Thursday, July 30, 2020

Here is how qualified immunity works on appeal

Police misconduct cases usually do not lend themselves to summary judgment motions, especially when the plaintiff claims the police subjected her to excessive force. These cases cannot be resolved on paper unless there is something unusual about the case that prevents a jury from ruling for the plaintiff. Or the police can seek summary judgment on qualified immunity grounds, claiming they did not violate clearly established law. If that motion fails, the police can take an immediate appeal, one of the rare instances where a pre-trial appeal is permissible. That's what happened here. This strategy worked for one officer, but not the second officer.
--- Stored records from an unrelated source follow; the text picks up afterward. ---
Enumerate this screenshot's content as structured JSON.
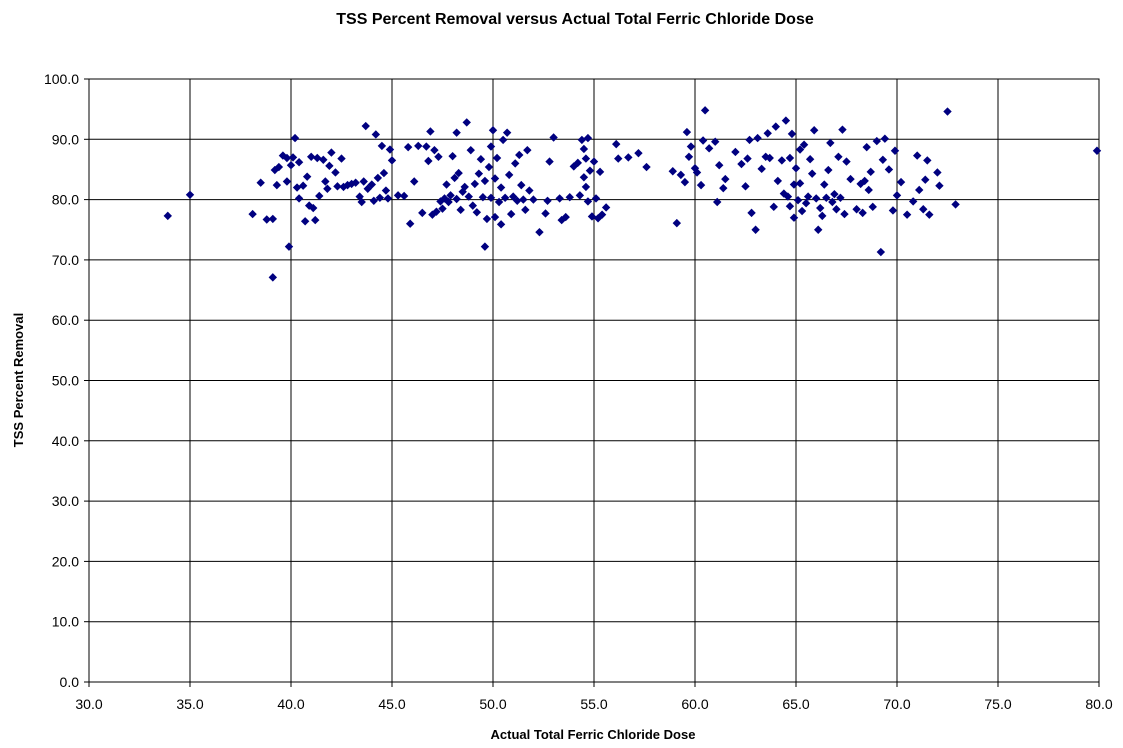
{
  "chart_data": {
    "type": "scatter",
    "title": "TSS Percent Removal versus Actual Total Ferric Chloride Dose",
    "xlabel": "Actual Total Ferric Chloride Dose",
    "ylabel": "TSS Percent Removal",
    "xlim": [
      30.0,
      80.0
    ],
    "ylim": [
      0.0,
      100.0
    ],
    "x_ticks": [
      "30.0",
      "35.0",
      "40.0",
      "45.0",
      "50.0",
      "55.0",
      "60.0",
      "65.0",
      "70.0",
      "75.0",
      "80.0"
    ],
    "y_ticks": [
      "0.0",
      "10.0",
      "20.0",
      "30.0",
      "40.0",
      "50.0",
      "60.0",
      "70.0",
      "80.0",
      "90.0",
      "100.0"
    ],
    "grid": true,
    "legend": "none",
    "marker": "diamond",
    "color": "#000080",
    "series": [
      {
        "points": [
          [
            33.9,
            77.3
          ],
          [
            35.0,
            80.8
          ],
          [
            38.1,
            77.6
          ],
          [
            38.5,
            82.8
          ],
          [
            38.8,
            76.7
          ],
          [
            39.1,
            67.1
          ],
          [
            39.1,
            76.8
          ],
          [
            39.2,
            84.9
          ],
          [
            39.3,
            82.4
          ],
          [
            39.4,
            85.4
          ],
          [
            39.6,
            87.3
          ],
          [
            39.8,
            86.9
          ],
          [
            39.8,
            83.0
          ],
          [
            39.9,
            72.2
          ],
          [
            40.0,
            85.7
          ],
          [
            40.1,
            87.0
          ],
          [
            40.2,
            90.2
          ],
          [
            40.3,
            82.0
          ],
          [
            40.4,
            86.2
          ],
          [
            40.4,
            80.2
          ],
          [
            40.6,
            82.3
          ],
          [
            40.7,
            76.4
          ],
          [
            40.8,
            83.8
          ],
          [
            40.9,
            79.0
          ],
          [
            41.0,
            87.1
          ],
          [
            41.1,
            78.6
          ],
          [
            41.2,
            76.6
          ],
          [
            41.3,
            86.9
          ],
          [
            41.4,
            80.6
          ],
          [
            41.6,
            86.6
          ],
          [
            41.7,
            83.0
          ],
          [
            41.8,
            81.8
          ],
          [
            41.9,
            85.6
          ],
          [
            42.0,
            87.8
          ],
          [
            42.2,
            84.5
          ],
          [
            42.3,
            82.2
          ],
          [
            42.5,
            86.8
          ],
          [
            42.6,
            82.1
          ],
          [
            42.8,
            82.4
          ],
          [
            43.0,
            82.6
          ],
          [
            43.2,
            82.8
          ],
          [
            43.4,
            80.5
          ],
          [
            43.5,
            79.6
          ],
          [
            43.6,
            83.0
          ],
          [
            43.7,
            92.2
          ],
          [
            43.8,
            81.8
          ],
          [
            44.0,
            82.5
          ],
          [
            44.1,
            79.8
          ],
          [
            44.2,
            90.8
          ],
          [
            44.3,
            83.6
          ],
          [
            44.4,
            80.3
          ],
          [
            44.5,
            88.9
          ],
          [
            44.6,
            84.4
          ],
          [
            44.7,
            81.5
          ],
          [
            44.8,
            80.2
          ],
          [
            44.9,
            88.3
          ],
          [
            45.0,
            86.5
          ],
          [
            45.3,
            80.7
          ],
          [
            45.6,
            80.6
          ],
          [
            45.8,
            88.7
          ],
          [
            45.9,
            76.0
          ],
          [
            46.1,
            83.0
          ],
          [
            46.3,
            88.9
          ],
          [
            46.5,
            77.8
          ],
          [
            46.7,
            88.8
          ],
          [
            46.8,
            86.4
          ],
          [
            46.9,
            91.3
          ],
          [
            47.0,
            77.5
          ],
          [
            47.1,
            88.2
          ],
          [
            47.2,
            78.0
          ],
          [
            47.3,
            87.1
          ],
          [
            47.4,
            79.7
          ],
          [
            47.5,
            78.5
          ],
          [
            47.6,
            80.2
          ],
          [
            47.7,
            82.5
          ],
          [
            47.8,
            79.6
          ],
          [
            47.9,
            80.7
          ],
          [
            48.0,
            87.2
          ],
          [
            48.1,
            83.6
          ],
          [
            48.2,
            91.1
          ],
          [
            48.2,
            80.1
          ],
          [
            48.3,
            84.4
          ],
          [
            48.4,
            78.3
          ],
          [
            48.5,
            81.3
          ],
          [
            48.6,
            82.1
          ],
          [
            48.7,
            92.8
          ],
          [
            48.8,
            80.5
          ],
          [
            48.9,
            88.2
          ],
          [
            49.0,
            79.0
          ],
          [
            49.1,
            82.6
          ],
          [
            49.2,
            77.9
          ],
          [
            49.3,
            84.3
          ],
          [
            49.4,
            86.7
          ],
          [
            49.5,
            80.4
          ],
          [
            49.6,
            72.2
          ],
          [
            49.6,
            83.1
          ],
          [
            49.7,
            76.8
          ],
          [
            49.8,
            85.4
          ],
          [
            49.9,
            88.8
          ],
          [
            49.9,
            80.3
          ],
          [
            50.0,
            91.5
          ],
          [
            50.1,
            77.1
          ],
          [
            50.1,
            83.5
          ],
          [
            50.2,
            86.9
          ],
          [
            50.3,
            79.6
          ],
          [
            50.4,
            75.9
          ],
          [
            50.4,
            82.0
          ],
          [
            50.5,
            89.9
          ],
          [
            50.6,
            80.3
          ],
          [
            50.7,
            91.1
          ],
          [
            50.8,
            84.1
          ],
          [
            50.9,
            77.6
          ],
          [
            51.0,
            80.5
          ],
          [
            51.1,
            86.0
          ],
          [
            51.2,
            79.8
          ],
          [
            51.3,
            87.4
          ],
          [
            51.4,
            82.4
          ],
          [
            51.5,
            80.0
          ],
          [
            51.6,
            78.3
          ],
          [
            51.7,
            88.2
          ],
          [
            51.8,
            81.5
          ],
          [
            52.0,
            80.0
          ],
          [
            52.3,
            74.6
          ],
          [
            52.6,
            77.7
          ],
          [
            52.7,
            79.8
          ],
          [
            52.8,
            86.3
          ],
          [
            53.0,
            90.3
          ],
          [
            53.3,
            80.2
          ],
          [
            53.4,
            76.6
          ],
          [
            53.6,
            77.1
          ],
          [
            53.8,
            80.4
          ],
          [
            54.0,
            85.5
          ],
          [
            54.2,
            86.1
          ],
          [
            54.3,
            80.7
          ],
          [
            54.4,
            89.9
          ],
          [
            54.5,
            83.7
          ],
          [
            54.5,
            88.4
          ],
          [
            54.6,
            86.8
          ],
          [
            54.6,
            82.1
          ],
          [
            54.7,
            90.2
          ],
          [
            54.7,
            79.7
          ],
          [
            54.8,
            84.8
          ],
          [
            54.9,
            77.2
          ],
          [
            55.0,
            86.3
          ],
          [
            55.1,
            80.2
          ],
          [
            55.2,
            76.9
          ],
          [
            55.3,
            84.6
          ],
          [
            55.4,
            77.5
          ],
          [
            55.6,
            78.7
          ],
          [
            56.1,
            89.2
          ],
          [
            56.2,
            86.8
          ],
          [
            56.7,
            87.0
          ],
          [
            57.2,
            87.7
          ],
          [
            57.6,
            85.4
          ],
          [
            58.9,
            84.7
          ],
          [
            59.1,
            76.1
          ],
          [
            59.3,
            84.1
          ],
          [
            59.5,
            82.9
          ],
          [
            59.6,
            91.2
          ],
          [
            59.7,
            87.1
          ],
          [
            59.8,
            88.8
          ],
          [
            60.0,
            85.2
          ],
          [
            60.1,
            84.5
          ],
          [
            60.3,
            82.4
          ],
          [
            60.4,
            89.8
          ],
          [
            60.5,
            94.8
          ],
          [
            60.7,
            88.5
          ],
          [
            61.0,
            89.6
          ],
          [
            61.1,
            79.6
          ],
          [
            61.2,
            85.7
          ],
          [
            61.4,
            81.9
          ],
          [
            61.5,
            83.4
          ],
          [
            62.0,
            87.9
          ],
          [
            62.3,
            85.9
          ],
          [
            62.5,
            82.2
          ],
          [
            62.6,
            86.8
          ],
          [
            62.7,
            89.9
          ],
          [
            62.8,
            77.8
          ],
          [
            63.0,
            75.0
          ],
          [
            63.1,
            90.2
          ],
          [
            63.3,
            85.1
          ],
          [
            63.5,
            87.1
          ],
          [
            63.6,
            91.0
          ],
          [
            63.7,
            86.9
          ],
          [
            63.9,
            78.8
          ],
          [
            64.0,
            92.1
          ],
          [
            64.1,
            83.1
          ],
          [
            64.3,
            86.5
          ],
          [
            64.4,
            81.0
          ],
          [
            64.5,
            93.1
          ],
          [
            64.6,
            80.5
          ],
          [
            64.7,
            78.9
          ],
          [
            64.7,
            86.9
          ],
          [
            64.8,
            90.9
          ],
          [
            64.9,
            77.0
          ],
          [
            64.9,
            82.5
          ],
          [
            65.0,
            85.2
          ],
          [
            65.1,
            79.9
          ],
          [
            65.2,
            88.3
          ],
          [
            65.2,
            82.7
          ],
          [
            65.3,
            78.1
          ],
          [
            65.4,
            89.1
          ],
          [
            65.5,
            79.4
          ],
          [
            65.6,
            80.5
          ],
          [
            65.7,
            86.7
          ],
          [
            65.8,
            84.3
          ],
          [
            65.9,
            91.5
          ],
          [
            66.0,
            80.2
          ],
          [
            66.1,
            75.0
          ],
          [
            66.2,
            78.6
          ],
          [
            66.3,
            77.3
          ],
          [
            66.4,
            82.5
          ],
          [
            66.5,
            80.3
          ],
          [
            66.6,
            84.9
          ],
          [
            66.7,
            89.4
          ],
          [
            66.8,
            79.6
          ],
          [
            66.9,
            80.9
          ],
          [
            67.0,
            78.4
          ],
          [
            67.1,
            87.1
          ],
          [
            67.2,
            80.3
          ],
          [
            67.3,
            91.6
          ],
          [
            67.4,
            77.6
          ],
          [
            67.5,
            86.3
          ],
          [
            67.7,
            83.4
          ],
          [
            68.0,
            78.4
          ],
          [
            68.2,
            82.6
          ],
          [
            68.3,
            77.8
          ],
          [
            68.4,
            83.1
          ],
          [
            68.5,
            88.7
          ],
          [
            68.6,
            81.6
          ],
          [
            68.7,
            84.6
          ],
          [
            68.8,
            78.8
          ],
          [
            69.0,
            89.7
          ],
          [
            69.2,
            71.3
          ],
          [
            69.3,
            86.6
          ],
          [
            69.4,
            90.1
          ],
          [
            69.6,
            85.0
          ],
          [
            69.8,
            78.2
          ],
          [
            69.9,
            88.1
          ],
          [
            70.0,
            80.7
          ],
          [
            70.2,
            82.9
          ],
          [
            70.5,
            77.5
          ],
          [
            70.8,
            79.7
          ],
          [
            71.0,
            87.3
          ],
          [
            71.1,
            81.6
          ],
          [
            71.3,
            78.4
          ],
          [
            71.4,
            83.3
          ],
          [
            71.5,
            86.5
          ],
          [
            71.6,
            77.5
          ],
          [
            72.0,
            84.5
          ],
          [
            72.1,
            82.3
          ],
          [
            72.5,
            94.6
          ],
          [
            72.9,
            79.2
          ],
          [
            79.9,
            88.1
          ]
        ]
      }
    ]
  }
}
The case is Lennox v. Miller, issued on July 29. After the police charged plaintiff with endangering the welfare of a child following her alleged physical confrontation with some neighborhood teenagers who were hanging around plaintiff's troublesome ex-boyfriend, she claims the police handcuffed her for no reason and subjected her to excessive force. She wanted to pull away from the officer at this time but was unable to do so because he was too strong. In the end, the handcuffs were too tight, and she claims the police pushed her to the ground so hard that she urinated herself and also bashed her head to the ground.

The district court denied summary judgment on qualified immunity grounds. You normally cannot appeal from the denial of summary judgment in federal court. You can do so in state court, which has different appellate rules, which is why the state appellate courts are so backed up that you'll wait over a year for oral argument in the Second Department. But the federal rule has a major exception: the denial of qualified immunity can be appealed right away - if, and only if, the municipal defendant can show that even on the plaintiff's facts, the defendant did not violate clearly established case law as handed down by the Supreme Court and the Second Circuit.
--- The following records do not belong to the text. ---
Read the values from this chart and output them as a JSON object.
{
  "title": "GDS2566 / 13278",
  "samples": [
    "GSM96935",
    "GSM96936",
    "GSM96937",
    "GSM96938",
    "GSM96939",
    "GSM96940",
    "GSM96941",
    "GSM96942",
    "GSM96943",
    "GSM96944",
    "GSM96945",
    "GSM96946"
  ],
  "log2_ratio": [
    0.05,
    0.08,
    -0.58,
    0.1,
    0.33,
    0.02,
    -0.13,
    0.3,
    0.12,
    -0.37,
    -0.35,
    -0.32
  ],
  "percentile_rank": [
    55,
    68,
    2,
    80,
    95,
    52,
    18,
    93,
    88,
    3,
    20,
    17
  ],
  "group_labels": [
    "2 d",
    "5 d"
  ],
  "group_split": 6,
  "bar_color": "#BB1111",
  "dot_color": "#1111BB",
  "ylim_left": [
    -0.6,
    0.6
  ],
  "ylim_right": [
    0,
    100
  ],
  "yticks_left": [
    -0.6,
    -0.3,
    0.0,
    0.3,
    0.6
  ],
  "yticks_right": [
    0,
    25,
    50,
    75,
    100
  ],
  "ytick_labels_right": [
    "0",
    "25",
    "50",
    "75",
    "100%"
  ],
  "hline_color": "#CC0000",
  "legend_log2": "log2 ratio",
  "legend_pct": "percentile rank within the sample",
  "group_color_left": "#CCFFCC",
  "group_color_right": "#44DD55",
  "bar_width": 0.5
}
So what happens here: the Court of Appeals (Hall, Lohier and Park) says that the officer who assaulted plaintiff cannot win the appeal because, viewing the facts in her favor, the officer violated clearly established law, which is that police officers cannot subject people to the gratuitous use of force, whether it's with the officers fists, or with a Taser. Second Circuit cases are now holding that all uses of force, even through innovative and novel technologies, like Tasers, are treated like traditional use of force cases. Force is force. So no qualified immunity for the officer whom plaintiff says subjected her to excessive force.

There was a second police officer on the scene who did not intervene to prevent the first officer from violating plaintiff's constitutional rights. The second officer was also denied qualified immunity. On appeal, the Court of Appeals says this officer is entitled to that relief because there is no evidence to suggest that he had any realistic opportunity to intervene but failed to do so.